Clerks II (No Spoilers)
Kevin Smith has always been sort of a love-him-or-hate-him kind of guy, and he isn't the best director in the world, but at his best (as with the original Clerks), his movies have a shabby, talky charm.
Yeah, Clerks has some bad acting and it looks like it was shot through a dirty lens, but given the budget and the learning-as-we-went-along feel of it, it works.
Ironically, one of the reasons I wound up enjoying Clerks II is that he balances off gross humor with some likable characters who are given some real, human moments together; by the end of the movie, we actually care what happened to these guys.
Some critics have come down on Kevin Smith for getting soft recently -- and I didn't see Jersey Girl -- but anyone who thinks Clerks II is getting too soft is just too hard. There's a place for drama and good character moments in the best of comedies, and though Clerks II isn't great, it does a lot right.
Plus it has interspecies erotica. And Rosario Dawson.

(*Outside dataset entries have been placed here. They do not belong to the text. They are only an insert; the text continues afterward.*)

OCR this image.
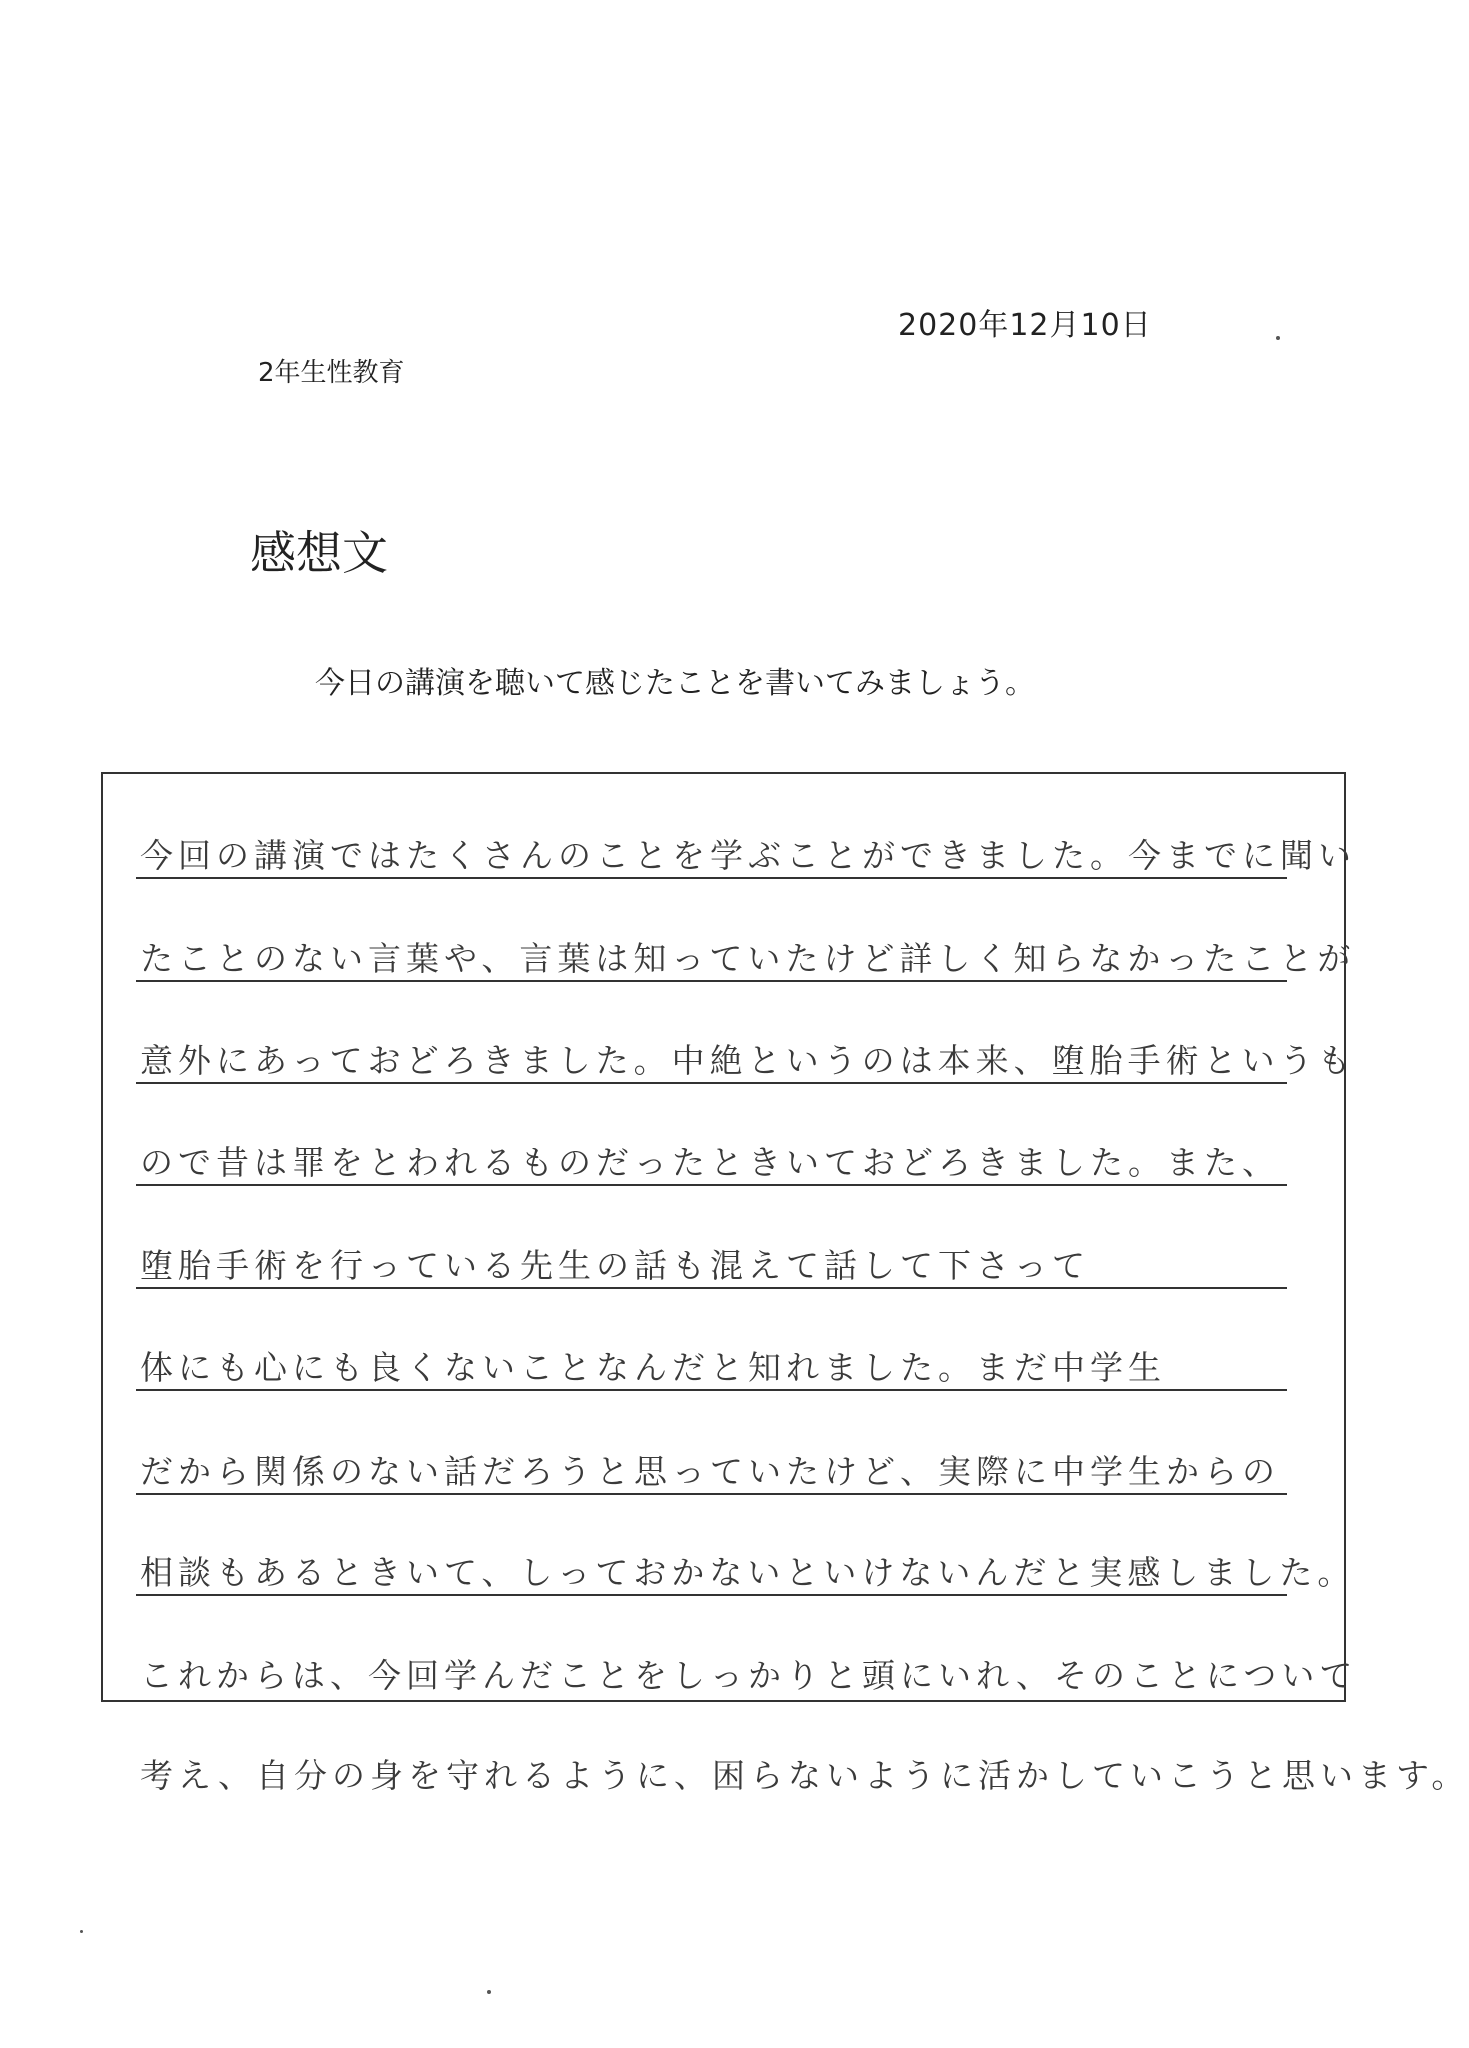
2020年12月10日
2年生性教育
感想文
今日の講演を聴いて感じたことを書いてみましょう。
今回の講演ではたくさんのことを学ぶことができました。今までに聞い
たことのない言葉や、言葉は知っていたけど詳しく知らなかったことが
意外にあっておどろきました。中絶というのは本来、堕胎手術というも
ので昔は罪をとわれるものだったときいておどろきました。また、
堕胎手術を行っている先生の話も混えて話して下さって
体にも心にも良くないことなんだと知れました。まだ中学生
だから関係のない話だろうと思っていたけど、実際に中学生からの
相談もあるときいて、しっておかないといけないんだと実感しました。
これからは、今回学んだことをしっかりと頭にいれ、そのことについて
考え、自分の身を守れるように、困らないように活かしていこうと思います。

Ultimately, if you liked the first, you'll probably like the sequel, and if you didn't, you won't. About as basic as movie reviews get.
I'm not sure what they thought they were seeing, but a family (mother, father, two boys about 12 and 9) sat in front of us in the movie. They lasted about 30 minutes, until the first discussion of the interspecies erotica, and then they bolted. Fast.
7 Comments:
Regarding your last paragraph of this post, it took me back to when the original Clerks came out on video. I was maybe 13 or 14 at the time. My dad rented it and brought it home, excitedly proclaiming that, "It's been getting great reviews in the paper!" Unfortunately I don't think he ever actually read the reviews. Probably he just looked at the star rating.

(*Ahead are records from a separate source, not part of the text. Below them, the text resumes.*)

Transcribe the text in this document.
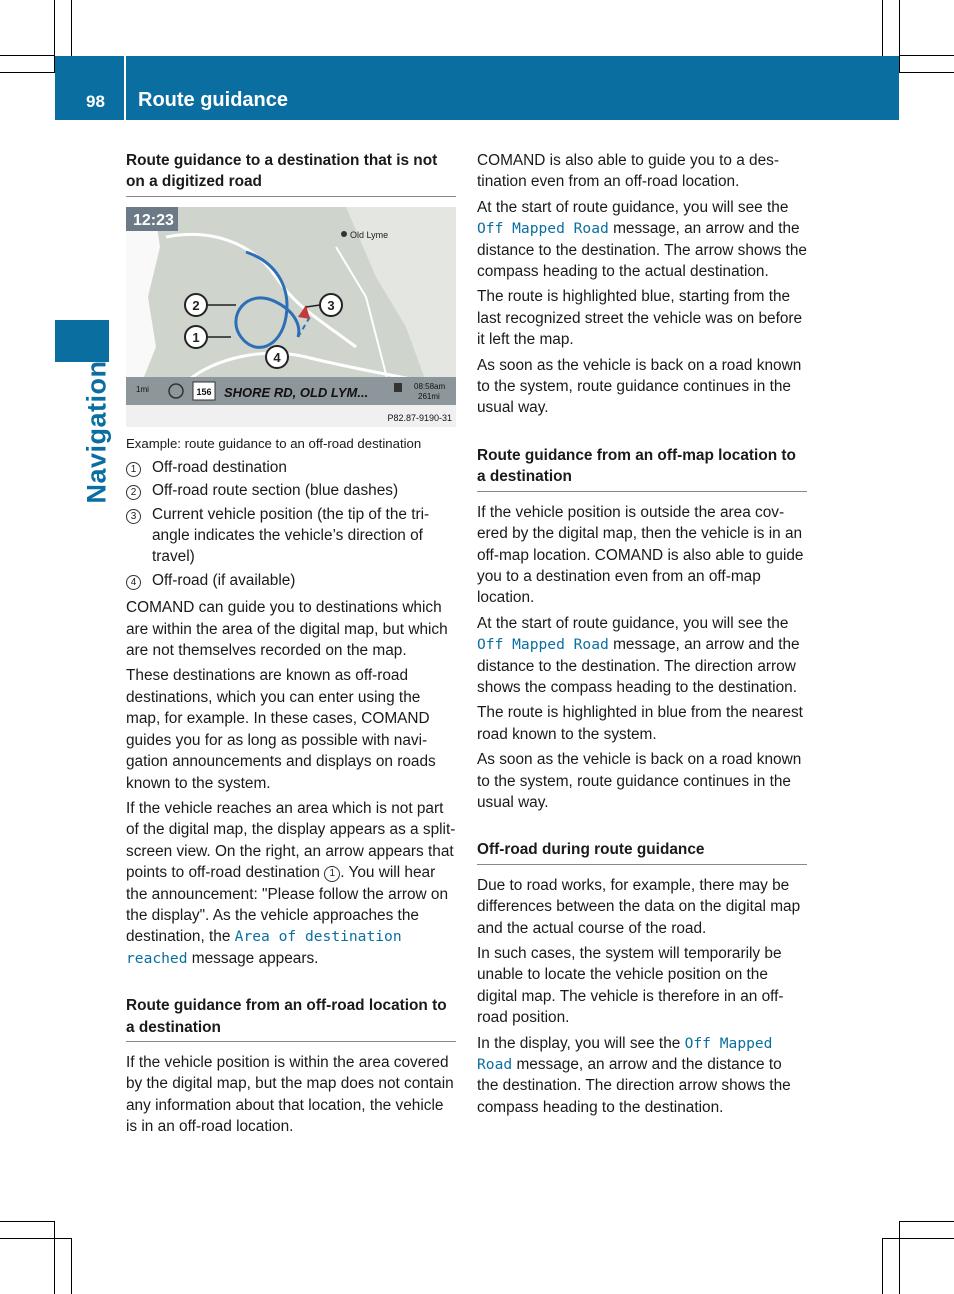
98 Route guidance
Navigation
Route guidance to a destination that is not on a digitized road
12:23
Old Lyme
2
1
3
4
1mi	156 SHORE RD, OLD LYM...	08:58am
261mi
P82.87-9190-31
Example: route guidance to an off-road destination
1	Off-road destination
2	Off-road route section (blue dashes)
3	Current vehicle position (the tip of the triangle indicates the vehicle’s direction of travel)
4	Off-road (if available)

COMAND can guide you to destinations which are within the area of the digital map, but which are not themselves recorded on the map.

These destinations are known as off-road destinations, which you can enter using the map, for example. In these cases, COMAND guides you for as long as possible with navigation announcements and displays on roads known to the system.

If the vehicle reaches an area which is not part of the digital map, the display appears as a split-screen view. On the right, an arrow appears that points to off-road destination 1 . You will hear the announcement: "Please follow the arrow on the display". As the vehicle approaches the destination, the Area of destination reached message appears.

Route guidance from an off-road location to a destination

If the vehicle position is within the area covered by the digital map, but the map does not contain any information about that location, the vehicle is in an off-road location.

COMAND is also able to guide you to a destination even from an off-road location.

At the start of route guidance, you will see the Off Mapped Road message, an arrow and the distance to the destination. The arrow shows the compass heading to the actual destination.

The route is highlighted blue, starting from the last recognized street the vehicle was on before it left the map.

As soon as the vehicle is back on a road known to the system, route guidance continues in the usual way.

Route guidance from an off-map location to a destination

If the vehicle position is outside the area covered by the digital map, then the vehicle is in an off-map location. COMAND is also able to guide you to a destination even from an off-map location.

At the start of route guidance, you will see the Off Mapped Road message, an arrow and the distance to the destination. The direction arrow shows the compass heading to the destination.

The route is highlighted in blue from the nearest road known to the system.

As soon as the vehicle is back on a road known to the system, route guidance continues in the usual way.

Off-road during route guidance

Due to road works, for example, there may be differences between the data on the digital map and the actual course of the road.

In such cases, the system will temporarily be unable to locate the vehicle position on the digital map. The vehicle is therefore in an off-road position.

In the display, you will see the Off Mapped Road message, an arrow and the distance to the destination. The direction arrow shows the compass heading to the destination.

He lasted up until the discussion of "snowballing" (about 15 minutes in, maybe?) and then declared that we were turning it off. I think he would've also declared that we burn it in effigy if the video store wouldn't have charged him for it.

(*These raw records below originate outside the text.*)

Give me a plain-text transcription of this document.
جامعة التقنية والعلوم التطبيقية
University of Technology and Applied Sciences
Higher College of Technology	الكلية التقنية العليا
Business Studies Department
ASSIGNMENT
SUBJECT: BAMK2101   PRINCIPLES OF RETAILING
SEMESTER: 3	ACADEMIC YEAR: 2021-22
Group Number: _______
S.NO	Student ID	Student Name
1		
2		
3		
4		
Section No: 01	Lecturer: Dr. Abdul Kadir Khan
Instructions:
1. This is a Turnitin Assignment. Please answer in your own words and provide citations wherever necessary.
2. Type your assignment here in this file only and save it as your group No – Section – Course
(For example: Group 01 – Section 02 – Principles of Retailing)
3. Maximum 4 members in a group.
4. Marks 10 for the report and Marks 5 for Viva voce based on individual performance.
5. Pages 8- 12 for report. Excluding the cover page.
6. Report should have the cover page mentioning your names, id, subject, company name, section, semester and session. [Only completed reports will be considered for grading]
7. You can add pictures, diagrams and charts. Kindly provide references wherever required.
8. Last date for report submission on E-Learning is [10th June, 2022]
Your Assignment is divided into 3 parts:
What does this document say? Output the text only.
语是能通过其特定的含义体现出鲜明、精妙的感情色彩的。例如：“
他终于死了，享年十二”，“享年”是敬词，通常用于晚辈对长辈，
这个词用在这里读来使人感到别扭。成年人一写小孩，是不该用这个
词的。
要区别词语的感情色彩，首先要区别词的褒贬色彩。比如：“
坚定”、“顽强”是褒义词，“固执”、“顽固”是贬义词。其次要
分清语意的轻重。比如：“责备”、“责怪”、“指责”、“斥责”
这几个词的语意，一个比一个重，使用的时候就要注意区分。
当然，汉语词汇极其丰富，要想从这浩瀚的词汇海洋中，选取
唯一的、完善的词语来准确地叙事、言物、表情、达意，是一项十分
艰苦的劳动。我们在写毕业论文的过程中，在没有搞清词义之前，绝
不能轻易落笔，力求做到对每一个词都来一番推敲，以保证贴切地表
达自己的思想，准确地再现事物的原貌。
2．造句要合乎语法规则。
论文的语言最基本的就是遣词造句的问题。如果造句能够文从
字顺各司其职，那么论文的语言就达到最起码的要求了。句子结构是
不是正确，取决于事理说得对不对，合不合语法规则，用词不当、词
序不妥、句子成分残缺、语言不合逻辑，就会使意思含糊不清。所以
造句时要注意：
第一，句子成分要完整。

So then, like any predictable teenager, I had to sneak out, rent it again, and watch it with the volume down so I could hear if my parents came in.
That reminds me when I was about 14 and my brother 12, and my father took us to see "Bingo Long Travelling All Stars and Motor Kings".
It was double-featured with another Richard Pryor movie, "Which Way Is Up?", which must have been dirty, though all I remember was a bit with some trailers rocking. But he pulled us out long before the end.
I also remember my mom taking us to see "Animal House" when we weren't much older, and sticking it out until the end.
My Clerks II review - Juvenile, absurd and nasty -- it put a great big smile on my face.
I thought it had its moments. Also had a couple of families walk out, as well as some black people a little later.
My Clerks II/Kevin Smith review - for what its worth....
http://uninflectedimages.blogspot.com/2006/07/why-we-need-more-kevin-smiths.html
I'm not sure how the US system works but I'm suprised kids that young got in.
I remember when Highlander came out. It was a cert. 15 and I went with my Dad (I think I was about 12, not sure but I know I wasn't 15).
He had a five minute argument with the manager saying he knew how old his kid was and how offensive it was that the manager should suggest otherwise. He gave in and I got to see the film. It didn't twist my young mind so no harm done, but the rule was nobody under 15, parent or not.
In the U.S., as long as the movie isn't NC-17 (a rating which you rarely see nowadays) or unrated (ditto), parents can take their kids in to see a movie.
Some theaters (though not enough) have rules in which you can't bring really little kids/babies into a R-rated movie. But if you want to take your 7-year-old to see Basic Instinct, it's allowed.